The book talks about cities, towns, villages, and...the desert, all as equally acceptable habitats for different people. It profiles a kid each living in Dubai, Asyut, and a family living as nomads in the Jordanian desert. Again, it's not presented as "this is something outlandish in a country far away that you may never see but you should know about it just for the sake of it," but as "now you know more about those people you see living in tents in the wilderness" - or even, "ahhh, so that's what you call Grandpa."

It explains what a tribe is, and why it's important to certain cultures. It talks about traditions and customs and even styles of dress, with pictures. In the section about warm-weather climates and the clothing people wear in such places, it assumes long, loose clothes with some kind of head covering as the norm. I know that is counter-intuitive for those of us who grew up in sartorially less conservative places like the US.

There's even a small section on food, and of course they talk about mansaf - a picture of it, a description of it, and a reference to the fact that you are supposed to eat it with a certain three fingers of your right hand (the book is published in Jordan, which is why I say "of course").

I'm probably having more fun than Miriam learning Grade 2 social studies.
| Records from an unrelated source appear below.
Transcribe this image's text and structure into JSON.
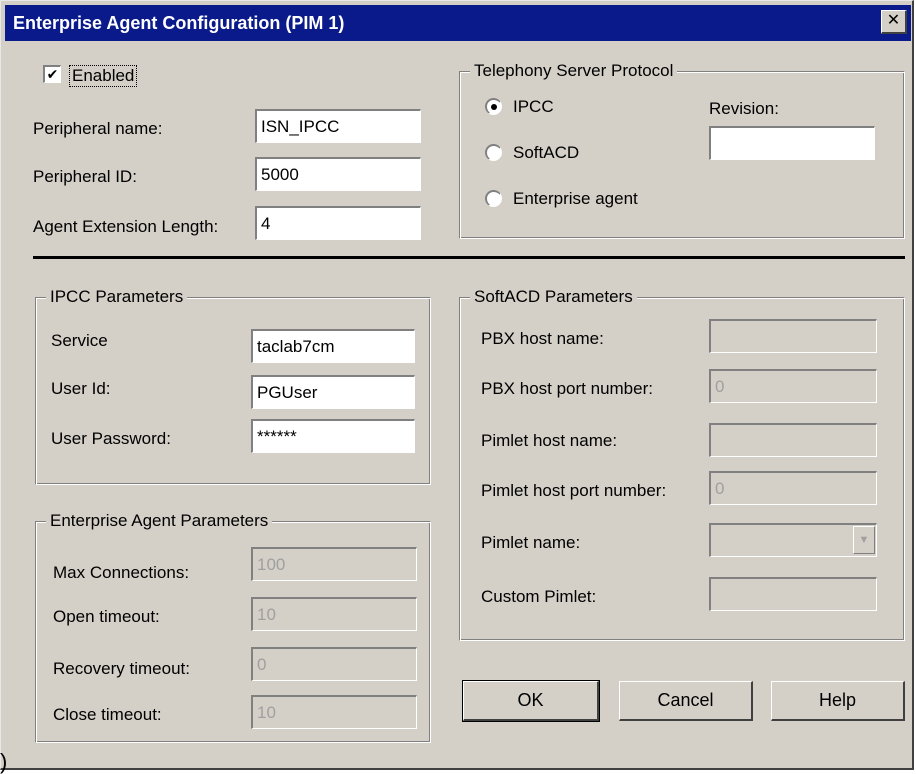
{
  "window": {
    "title": "Enterprise Agent Configuration (PIM 1)",
    "close": "✕"
  },
  "enabled": {
    "label": "Enabled",
    "checked": true,
    "check": "✔"
  },
  "peripheral": {
    "name_label": "Peripheral name:",
    "name_value": "ISN_IPCC",
    "id_label": "Peripheral ID:",
    "id_value": "5000",
    "ext_label": "Agent Extension Length:",
    "ext_value": "4"
  },
  "protocol": {
    "title": "Telephony Server Protocol",
    "options": [
      "IPCC",
      "SoftACD",
      "Enterprise agent"
    ],
    "selected": "IPCC",
    "revision_label": "Revision:",
    "revision_value": ""
  },
  "ipcc": {
    "title": "IPCC Parameters",
    "service_label": "Service",
    "service_value": "taclab7cm",
    "userid_label": "User Id:",
    "userid_value": "PGUser",
    "password_label": "User Password:",
    "password_value": "******"
  },
  "ea": {
    "title": "Enterprise Agent Parameters",
    "max_label": "Max Connections:",
    "max_value": "100",
    "open_label": "Open timeout:",
    "open_value": "10",
    "recovery_label": "Recovery timeout:",
    "recovery_value": "0",
    "close_label": "Close timeout:",
    "close_value": "10"
  },
  "softacd": {
    "title": "SoftACD Parameters",
    "pbx_host_label": "PBX host name:",
    "pbx_host_value": "",
    "pbx_port_label": "PBX host port number:",
    "pbx_port_value": "0",
    "pimlet_host_label": "Pimlet host name:",
    "pimlet_host_value": "",
    "pimlet_port_label": "Pimlet host port number:",
    "pimlet_port_value": "0",
    "pimlet_name_label": "Pimlet name:",
    "pimlet_name_value": "",
    "custom_label": "Custom Pimlet:",
    "custom_value": "",
    "arrow": "▼"
  },
  "buttons": {
    "ok": "OK",
    "cancel": "Cancel",
    "help": "Help"
  },
  "stray_glyph": ")"
}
She can appreciate it on a student level, but I'm so pleased as a parent that it's teaching her interesting things in a relevant way.
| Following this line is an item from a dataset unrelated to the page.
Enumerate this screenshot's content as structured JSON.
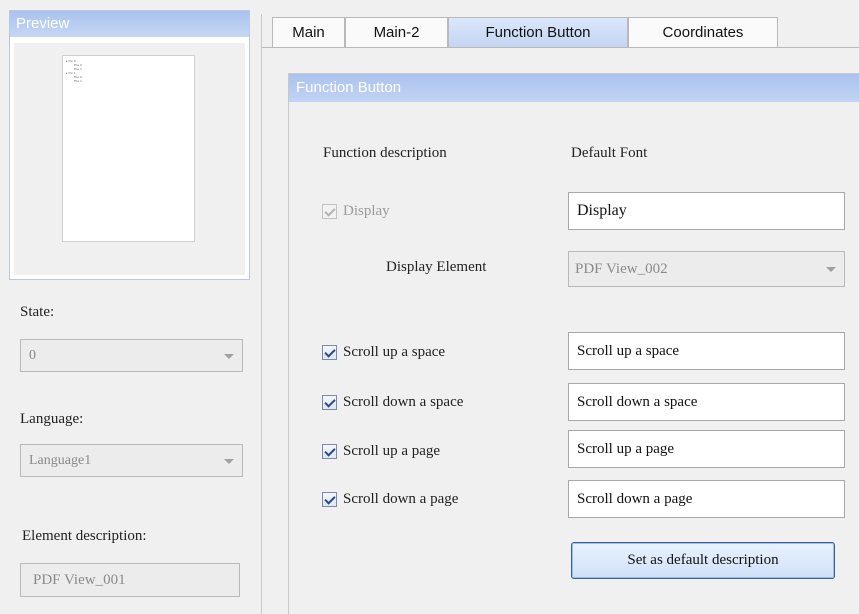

Now, if only someone would write a practice-decimals/fractions-using-currency textbook that features UAE dirhams. This year, Miriam's poor teacher (or some other Grade 2 teacher) painstakingly cropped together photocopied images of the different coin denominations into a handmade packet of decimal/fraction practice, because no ready-made materials were available. That said, sometimes I worry that Miriam will never learn 1/100, 1/20, or 1/10 (pennies, nickels, and dimes) as they relate to currency because the dirham's smallest division is 1/4. Ah, the advantages of the American dollar.


Kathy Haynie said...

What language is her social studies text book written in? I agree with you - it's very refreshing to hear about curriculum that isn't US-centric.

Sherwood family said...

Haha! Kathleen's math book uses American money to learn various concepts. Thankfully we had a coin jar that got stuck in our things when we moved. Otherwise... pictures? The coins here comes in 50, 20, 10, 5, 3, and the incredibly rare 1. Sometimes you wonder who makes the decisions about those things.